L’Arabia Saudita, la Turchia e il Pakistan firmano un accordo di difesa comune

L’Arabia Saudita, la Turchia e il Pakistan hanno firmato un accordo di difesa comune per contrastare l’Iran. Un passo verso una “NATO islamica”.

Tre leader islamici firmano un accordo di difesa comune per contrastare l’Iran
Tre leader islamici firmano un accordo di difesa comune per contrastare l’Iran

La “Mecca” delle armi si sta formando: l’Arabia Saudita, la Turchia e il Pakistan hanno firmato un accordo di difesa comune, un passo significativo verso una sorta di “NATO islamica”. L’accordo, annunciato il 7 agosto 2026, mira a rafforzare la deterrenza collettiva contro qualsiasi atto di aggressione e a considerare un attacco armato contro uno dei tre Paesi come un attacco contro tutti.
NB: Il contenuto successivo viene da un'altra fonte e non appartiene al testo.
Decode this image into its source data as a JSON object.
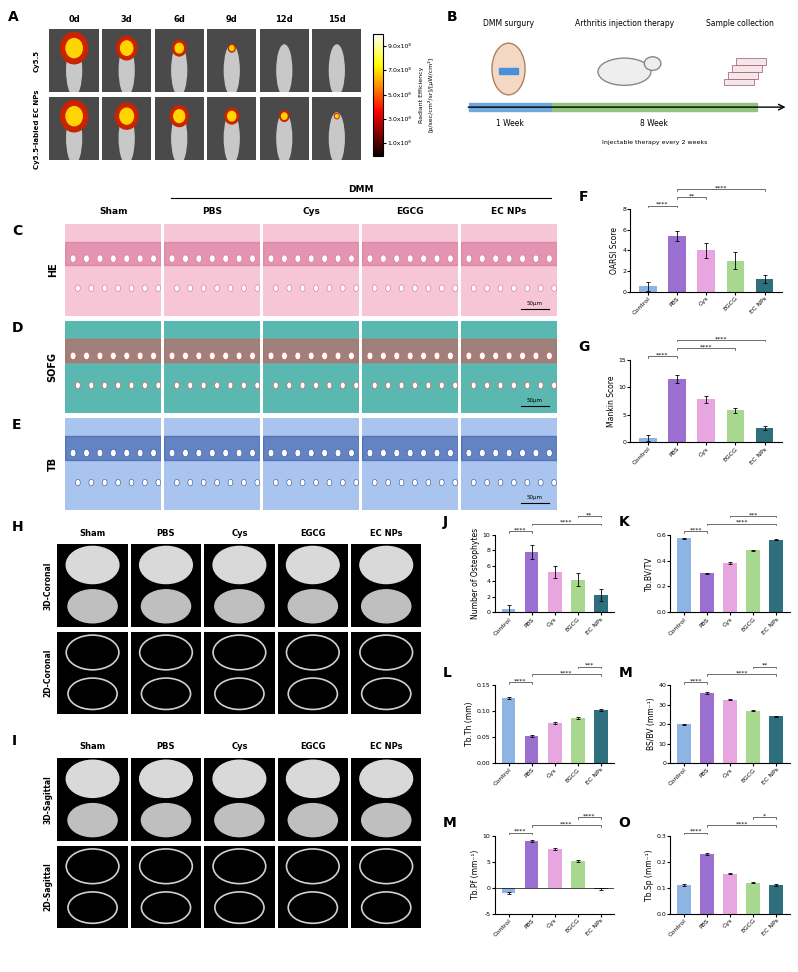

L’iniziativa, che si colloca in un contesto di crescente tensione nel Golfo, rappresenta una risposta al crescente potere dell’Iran e alla sua influenza regionale.

Un accordo di difesa comune

L’intesa, firmata durante un vertice a Mecca tra il presidente turco Recep Tayyip Erdogan, il primo ministro pakistano Shehbaz Sharif e il principe ereditario saudita Mohammed bin Salman, prevede il potenziamento della cooperazione in materia di difesa. I tre Paesi, da tempo impegnati in programmi di ammodernamento militare, hanno sottoscritto un accordo che include una clausola analoga all’art. 5 della NATO, che stabilisce che un attacco contro uno dei tre Stati sarà considerato un attacco contro tutti. L’obiettivo è rafforzare la sicurezza collettiva e promuovere la pace e la stabilità nella regione.

Il comunicato congiunto sottolinea i “legami storici di lunga data”, i “vincoli di fratellanza e solidarietà islamica” e i “comuni interessi strategici” come base per l’intesa. L’Arabia Saudita, che spende il 6,5 per cento del Pil per la difesa, la Turchia, con un 1,9 per cento (in aumento) e il Pakistan, con un 2,9 per cento, si sono impegnati a potenziare la loro cooperazione militare. L’Egitto, sotto il presidente Abdel Fattah al-Sisi, rimane in attesa, non avendo aderito all’iniziativa.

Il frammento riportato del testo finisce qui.